CAFTA

May 12, 2005

May 12, 2005

A lot of questions are debated in this town. And often the right side of the issue is not so obvious. Well, in the next few weeks, Congress will be debating and voting on approval of CAFTA, a trade agreement with the Central American countries and the Dominican Republic. In this case -- at least from Agriculture's point-of-view, it is as Illinois Farm Bureau President, Phil Nelson, put it, "a no brainer."

According to Secretary of Agriculture, Mike Johanns, with an agreement "we are likely to double U.S. exports to those countries." I'm already sold, but there is more. Yes, our exports wou ld double from $1.6 billion to over $3 billion. Keep in mind, they already have 99% free access to our market as a result of the (CBI) Caribbean Basin Initiative. They already can sell to us. It's only fair that we should be able to sell to them. But, unless we get this agreement passed, corn will continue to experience duties as high as 35%, soybean as high as 20%, beef, pork, cotton -- all being hit by duties.

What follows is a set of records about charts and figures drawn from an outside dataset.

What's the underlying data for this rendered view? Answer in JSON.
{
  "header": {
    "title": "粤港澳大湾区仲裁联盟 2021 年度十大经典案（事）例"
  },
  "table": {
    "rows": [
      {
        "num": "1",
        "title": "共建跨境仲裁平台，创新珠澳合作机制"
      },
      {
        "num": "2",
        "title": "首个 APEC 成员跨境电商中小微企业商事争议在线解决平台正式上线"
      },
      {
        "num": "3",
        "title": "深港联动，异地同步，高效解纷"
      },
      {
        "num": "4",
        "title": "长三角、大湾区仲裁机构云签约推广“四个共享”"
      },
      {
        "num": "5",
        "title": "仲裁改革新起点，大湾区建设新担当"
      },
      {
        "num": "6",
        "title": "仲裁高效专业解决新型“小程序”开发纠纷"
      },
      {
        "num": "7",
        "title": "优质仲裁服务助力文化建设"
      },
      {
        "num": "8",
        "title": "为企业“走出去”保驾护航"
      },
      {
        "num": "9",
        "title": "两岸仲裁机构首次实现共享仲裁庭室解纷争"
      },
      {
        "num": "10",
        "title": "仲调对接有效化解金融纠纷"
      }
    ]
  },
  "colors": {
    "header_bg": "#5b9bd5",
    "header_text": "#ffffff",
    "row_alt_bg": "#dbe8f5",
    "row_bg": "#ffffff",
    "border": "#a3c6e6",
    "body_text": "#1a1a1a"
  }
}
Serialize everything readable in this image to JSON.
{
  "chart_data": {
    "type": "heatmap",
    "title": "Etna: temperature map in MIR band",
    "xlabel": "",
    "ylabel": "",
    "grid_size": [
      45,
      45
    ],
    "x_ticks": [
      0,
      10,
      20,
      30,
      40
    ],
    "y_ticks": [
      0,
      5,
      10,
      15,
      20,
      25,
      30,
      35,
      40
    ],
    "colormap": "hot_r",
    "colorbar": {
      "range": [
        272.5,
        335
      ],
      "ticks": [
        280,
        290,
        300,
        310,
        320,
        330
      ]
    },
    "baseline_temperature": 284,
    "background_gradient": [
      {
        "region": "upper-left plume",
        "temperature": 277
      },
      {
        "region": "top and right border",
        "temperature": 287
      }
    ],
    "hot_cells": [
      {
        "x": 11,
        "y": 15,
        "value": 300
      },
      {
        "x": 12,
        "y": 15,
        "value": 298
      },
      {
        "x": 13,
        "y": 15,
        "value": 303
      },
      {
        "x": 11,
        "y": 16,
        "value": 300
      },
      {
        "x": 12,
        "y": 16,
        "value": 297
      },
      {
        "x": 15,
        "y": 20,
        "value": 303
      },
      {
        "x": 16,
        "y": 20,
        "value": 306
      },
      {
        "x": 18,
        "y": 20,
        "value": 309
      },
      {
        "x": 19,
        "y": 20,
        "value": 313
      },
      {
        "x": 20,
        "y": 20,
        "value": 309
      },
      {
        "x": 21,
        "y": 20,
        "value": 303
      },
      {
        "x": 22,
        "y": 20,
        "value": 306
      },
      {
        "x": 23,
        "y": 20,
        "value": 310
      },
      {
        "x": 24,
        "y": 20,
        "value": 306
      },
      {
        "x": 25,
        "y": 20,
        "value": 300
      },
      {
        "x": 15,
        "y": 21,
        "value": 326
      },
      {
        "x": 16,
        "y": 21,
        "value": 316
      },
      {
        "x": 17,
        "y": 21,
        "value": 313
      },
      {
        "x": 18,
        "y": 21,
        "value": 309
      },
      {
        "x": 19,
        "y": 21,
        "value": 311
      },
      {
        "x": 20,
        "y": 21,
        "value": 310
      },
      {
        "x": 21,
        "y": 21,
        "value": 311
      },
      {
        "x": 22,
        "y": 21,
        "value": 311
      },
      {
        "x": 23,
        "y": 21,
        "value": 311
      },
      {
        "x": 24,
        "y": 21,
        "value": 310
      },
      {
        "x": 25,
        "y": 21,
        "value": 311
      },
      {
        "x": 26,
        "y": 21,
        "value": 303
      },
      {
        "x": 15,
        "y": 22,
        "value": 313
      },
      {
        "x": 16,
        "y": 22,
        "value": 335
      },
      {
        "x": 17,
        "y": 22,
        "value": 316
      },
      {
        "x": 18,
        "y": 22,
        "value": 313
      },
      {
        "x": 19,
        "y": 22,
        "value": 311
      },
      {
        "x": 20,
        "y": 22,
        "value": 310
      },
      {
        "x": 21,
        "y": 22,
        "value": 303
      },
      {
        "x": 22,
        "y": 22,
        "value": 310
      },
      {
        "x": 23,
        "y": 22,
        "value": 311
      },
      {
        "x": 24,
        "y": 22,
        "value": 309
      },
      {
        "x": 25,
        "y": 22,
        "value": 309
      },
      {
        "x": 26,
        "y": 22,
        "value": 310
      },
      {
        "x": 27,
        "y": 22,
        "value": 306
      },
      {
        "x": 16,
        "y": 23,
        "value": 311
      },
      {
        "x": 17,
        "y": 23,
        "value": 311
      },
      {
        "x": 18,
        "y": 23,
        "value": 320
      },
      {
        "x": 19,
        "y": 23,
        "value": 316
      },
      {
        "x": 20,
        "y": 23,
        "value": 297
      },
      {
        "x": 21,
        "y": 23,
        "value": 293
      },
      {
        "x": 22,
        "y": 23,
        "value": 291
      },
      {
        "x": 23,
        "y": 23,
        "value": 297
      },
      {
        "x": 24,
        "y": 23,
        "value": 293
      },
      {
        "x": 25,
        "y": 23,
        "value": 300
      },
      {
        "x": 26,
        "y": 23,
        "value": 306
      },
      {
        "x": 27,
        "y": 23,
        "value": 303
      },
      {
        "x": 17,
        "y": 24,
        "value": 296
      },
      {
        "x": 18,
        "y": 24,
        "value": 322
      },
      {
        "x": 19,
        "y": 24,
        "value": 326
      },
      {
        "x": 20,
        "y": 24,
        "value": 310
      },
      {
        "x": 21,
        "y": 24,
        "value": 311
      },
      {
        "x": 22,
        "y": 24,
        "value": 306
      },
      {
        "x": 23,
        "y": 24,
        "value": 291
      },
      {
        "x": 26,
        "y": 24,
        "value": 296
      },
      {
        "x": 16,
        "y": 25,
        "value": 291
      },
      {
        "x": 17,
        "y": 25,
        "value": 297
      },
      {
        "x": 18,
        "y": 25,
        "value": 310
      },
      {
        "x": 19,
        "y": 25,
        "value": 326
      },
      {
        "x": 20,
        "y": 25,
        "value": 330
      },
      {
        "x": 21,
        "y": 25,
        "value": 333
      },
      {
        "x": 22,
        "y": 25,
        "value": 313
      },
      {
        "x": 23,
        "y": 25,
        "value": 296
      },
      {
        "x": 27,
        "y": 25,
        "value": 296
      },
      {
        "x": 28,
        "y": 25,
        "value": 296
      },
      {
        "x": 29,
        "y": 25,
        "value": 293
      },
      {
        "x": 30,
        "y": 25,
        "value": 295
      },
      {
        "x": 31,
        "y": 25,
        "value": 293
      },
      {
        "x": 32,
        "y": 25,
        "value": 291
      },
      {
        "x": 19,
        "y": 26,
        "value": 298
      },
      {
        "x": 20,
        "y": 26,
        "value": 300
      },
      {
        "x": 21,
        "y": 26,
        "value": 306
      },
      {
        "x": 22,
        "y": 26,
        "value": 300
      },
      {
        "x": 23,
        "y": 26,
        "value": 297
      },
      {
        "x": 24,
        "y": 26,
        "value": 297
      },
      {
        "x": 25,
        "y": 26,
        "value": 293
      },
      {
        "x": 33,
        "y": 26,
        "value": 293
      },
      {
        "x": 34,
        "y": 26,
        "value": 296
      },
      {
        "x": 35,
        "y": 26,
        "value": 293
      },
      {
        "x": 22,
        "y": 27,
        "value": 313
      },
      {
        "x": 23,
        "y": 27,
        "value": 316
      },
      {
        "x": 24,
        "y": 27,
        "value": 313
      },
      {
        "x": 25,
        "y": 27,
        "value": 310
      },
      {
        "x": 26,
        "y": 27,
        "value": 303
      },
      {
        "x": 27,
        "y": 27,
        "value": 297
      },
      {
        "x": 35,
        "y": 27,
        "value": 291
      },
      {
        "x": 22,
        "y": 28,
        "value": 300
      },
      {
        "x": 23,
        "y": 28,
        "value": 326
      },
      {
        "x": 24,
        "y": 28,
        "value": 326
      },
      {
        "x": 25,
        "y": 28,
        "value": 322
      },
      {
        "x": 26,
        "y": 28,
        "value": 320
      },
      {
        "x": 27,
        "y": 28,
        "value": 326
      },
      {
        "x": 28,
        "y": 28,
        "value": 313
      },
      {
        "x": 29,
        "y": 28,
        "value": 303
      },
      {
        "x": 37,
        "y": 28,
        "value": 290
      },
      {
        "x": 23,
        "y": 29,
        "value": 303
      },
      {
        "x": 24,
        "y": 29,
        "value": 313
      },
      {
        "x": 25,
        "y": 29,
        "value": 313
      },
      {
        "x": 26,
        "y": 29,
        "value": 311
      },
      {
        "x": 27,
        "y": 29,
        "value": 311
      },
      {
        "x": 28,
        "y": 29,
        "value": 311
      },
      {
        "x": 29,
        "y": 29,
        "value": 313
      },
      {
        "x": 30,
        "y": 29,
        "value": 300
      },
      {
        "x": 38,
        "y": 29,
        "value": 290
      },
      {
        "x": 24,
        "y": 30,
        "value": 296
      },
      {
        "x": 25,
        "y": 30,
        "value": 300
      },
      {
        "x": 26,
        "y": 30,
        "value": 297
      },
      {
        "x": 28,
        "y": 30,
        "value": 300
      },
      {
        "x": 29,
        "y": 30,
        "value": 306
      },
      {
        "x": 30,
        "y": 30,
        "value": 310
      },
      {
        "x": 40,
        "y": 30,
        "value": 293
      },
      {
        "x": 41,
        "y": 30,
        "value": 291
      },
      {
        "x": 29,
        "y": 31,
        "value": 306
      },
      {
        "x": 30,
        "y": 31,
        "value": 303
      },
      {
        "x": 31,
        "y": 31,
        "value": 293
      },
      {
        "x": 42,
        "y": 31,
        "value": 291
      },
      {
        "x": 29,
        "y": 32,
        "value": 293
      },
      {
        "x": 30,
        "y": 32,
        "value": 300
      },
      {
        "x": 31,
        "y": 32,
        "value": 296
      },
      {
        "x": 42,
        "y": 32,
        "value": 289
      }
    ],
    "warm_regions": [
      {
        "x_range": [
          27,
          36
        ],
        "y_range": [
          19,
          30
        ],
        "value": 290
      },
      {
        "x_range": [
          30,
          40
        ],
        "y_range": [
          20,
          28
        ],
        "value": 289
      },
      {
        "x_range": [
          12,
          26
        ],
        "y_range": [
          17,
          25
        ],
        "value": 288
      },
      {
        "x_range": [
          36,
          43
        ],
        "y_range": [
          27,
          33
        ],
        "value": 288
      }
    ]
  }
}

The overwhelming advantage of this agreement to American farmers and ranchers is obvious. You ask if it is so obvious, where is the opposition coming from? You won't be surprised to find the usual whining suspects. Labor unions are always fighting trade deals. Don't expect any help from the environmentalists either. Unfortunately, the agreement faces a challenge from some of our own -- the sugar growers. They should be realistic. The fact is the agreement allows only a tiny increase in sugar imports. I said tiny -- one teaspoon per week, per person. One teaspoon! That is less than 1.2% of total U.S. sugar production.

How much protection do they expect? As farmers and ranchers, we export almost 30% of our production. We don't have any choice but to open markets and negotiate trade deals. So let's get it done.